Tuesday 24 March 2015

Retrospective: The 'Perfect' Sprint

This retrospective switches the attention of the team from the sprint they just had and allows them to explore what their 'perfect' sprint would look like. I have used this with teams that had a bad sprint - topics from the sprint will surface irrespective.

We represent the sprint as 4 columns - Prep, Planning, Dev Day, Review. You can choose the columns you want to focus on. The team then write up stickies for their perfect sprint, focusing on a column at a time. You will find that opposites occur at this point e.g. the opposite of what actually happened in this sprint. You can pose questions to get to the root cause and add more stickies if required.

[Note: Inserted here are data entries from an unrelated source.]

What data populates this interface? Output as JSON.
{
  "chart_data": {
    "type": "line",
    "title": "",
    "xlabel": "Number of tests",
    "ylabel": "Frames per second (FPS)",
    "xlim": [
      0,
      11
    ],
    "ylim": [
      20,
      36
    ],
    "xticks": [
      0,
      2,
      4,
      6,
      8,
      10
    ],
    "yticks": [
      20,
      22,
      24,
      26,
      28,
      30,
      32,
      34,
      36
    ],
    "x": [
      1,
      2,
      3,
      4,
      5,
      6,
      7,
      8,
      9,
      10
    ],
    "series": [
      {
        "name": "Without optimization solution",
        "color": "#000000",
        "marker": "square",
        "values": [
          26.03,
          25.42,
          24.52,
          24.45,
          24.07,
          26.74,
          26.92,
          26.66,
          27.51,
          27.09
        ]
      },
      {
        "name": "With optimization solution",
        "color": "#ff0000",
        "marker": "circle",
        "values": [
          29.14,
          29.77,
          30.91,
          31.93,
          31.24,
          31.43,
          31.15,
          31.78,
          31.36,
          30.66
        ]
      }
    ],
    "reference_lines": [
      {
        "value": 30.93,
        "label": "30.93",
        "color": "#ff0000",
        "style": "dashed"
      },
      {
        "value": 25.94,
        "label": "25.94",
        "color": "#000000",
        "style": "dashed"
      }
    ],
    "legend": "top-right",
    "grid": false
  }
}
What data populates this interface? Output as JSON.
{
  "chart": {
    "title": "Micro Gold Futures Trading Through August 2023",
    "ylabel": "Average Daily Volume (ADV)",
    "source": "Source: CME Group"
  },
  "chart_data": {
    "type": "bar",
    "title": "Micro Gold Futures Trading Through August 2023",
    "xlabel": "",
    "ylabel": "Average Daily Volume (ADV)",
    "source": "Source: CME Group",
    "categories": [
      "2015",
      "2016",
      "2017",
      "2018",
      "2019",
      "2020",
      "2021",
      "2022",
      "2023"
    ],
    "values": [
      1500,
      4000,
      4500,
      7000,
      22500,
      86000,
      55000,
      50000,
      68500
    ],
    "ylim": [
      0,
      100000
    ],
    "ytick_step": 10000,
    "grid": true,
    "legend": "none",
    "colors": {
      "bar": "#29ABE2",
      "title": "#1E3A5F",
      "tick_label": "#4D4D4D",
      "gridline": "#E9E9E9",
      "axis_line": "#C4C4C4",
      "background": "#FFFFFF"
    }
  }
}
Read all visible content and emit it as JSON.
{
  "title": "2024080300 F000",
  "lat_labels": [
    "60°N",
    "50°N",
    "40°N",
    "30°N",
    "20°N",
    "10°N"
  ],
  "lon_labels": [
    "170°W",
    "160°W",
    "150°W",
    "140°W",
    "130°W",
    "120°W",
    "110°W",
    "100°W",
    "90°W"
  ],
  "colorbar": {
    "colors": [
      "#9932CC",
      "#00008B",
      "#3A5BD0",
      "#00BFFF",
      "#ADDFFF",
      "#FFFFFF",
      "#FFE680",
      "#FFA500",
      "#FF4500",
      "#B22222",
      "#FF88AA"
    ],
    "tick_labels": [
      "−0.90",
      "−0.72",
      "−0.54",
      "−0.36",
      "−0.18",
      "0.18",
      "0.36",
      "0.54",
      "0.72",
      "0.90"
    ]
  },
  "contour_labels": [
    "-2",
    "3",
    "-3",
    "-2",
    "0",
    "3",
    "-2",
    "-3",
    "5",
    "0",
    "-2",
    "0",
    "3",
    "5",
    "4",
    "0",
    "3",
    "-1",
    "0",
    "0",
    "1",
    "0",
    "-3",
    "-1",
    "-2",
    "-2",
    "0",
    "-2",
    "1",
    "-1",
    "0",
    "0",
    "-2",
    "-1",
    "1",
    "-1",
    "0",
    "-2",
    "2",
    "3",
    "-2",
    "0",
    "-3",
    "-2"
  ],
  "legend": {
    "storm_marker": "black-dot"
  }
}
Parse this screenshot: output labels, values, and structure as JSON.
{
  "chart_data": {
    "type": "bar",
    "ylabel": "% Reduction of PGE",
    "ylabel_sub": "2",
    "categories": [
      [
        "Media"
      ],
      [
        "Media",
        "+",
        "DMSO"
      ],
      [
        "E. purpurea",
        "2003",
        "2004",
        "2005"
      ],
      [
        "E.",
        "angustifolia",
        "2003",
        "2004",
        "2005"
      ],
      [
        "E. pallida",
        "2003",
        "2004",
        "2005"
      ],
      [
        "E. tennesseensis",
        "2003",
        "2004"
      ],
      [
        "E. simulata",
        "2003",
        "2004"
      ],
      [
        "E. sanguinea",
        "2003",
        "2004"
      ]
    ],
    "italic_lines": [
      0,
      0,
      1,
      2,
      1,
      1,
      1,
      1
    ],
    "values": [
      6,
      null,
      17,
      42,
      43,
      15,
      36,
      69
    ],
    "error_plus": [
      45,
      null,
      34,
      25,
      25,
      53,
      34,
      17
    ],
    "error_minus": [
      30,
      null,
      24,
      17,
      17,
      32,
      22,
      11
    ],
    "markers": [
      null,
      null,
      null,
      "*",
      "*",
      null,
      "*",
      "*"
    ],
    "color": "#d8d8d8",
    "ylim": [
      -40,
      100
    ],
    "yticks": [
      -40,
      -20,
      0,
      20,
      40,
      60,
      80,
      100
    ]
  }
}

I usually pair people for this, which seems to work better that everyone individually participating. I allow a time box of about 5 minutes and then we quickly go through the points raised. You can group common themes at this point. We repeat this for each column in sequence, following a journey through the sprint.



The key is keep the team focused on the perfect sprint. You can dive into specific issues as required - these will likely be based on the current sprint so they make good topics for discussion. I found this fits into a 60-90min retro with 4 columns at a good pace. If you have less time you can use less columns.

At the end we start to highlight what is in our control. This is usually pretty high - 50-75% seems to be about right. This leads the team to the obvious question - why don't we have our perfect sprint more often, given so much of it is in our control?

This outcome drives which actions we want to take into the next sprint - taking one from each column is a nice idea, but it does depend on what you came up with.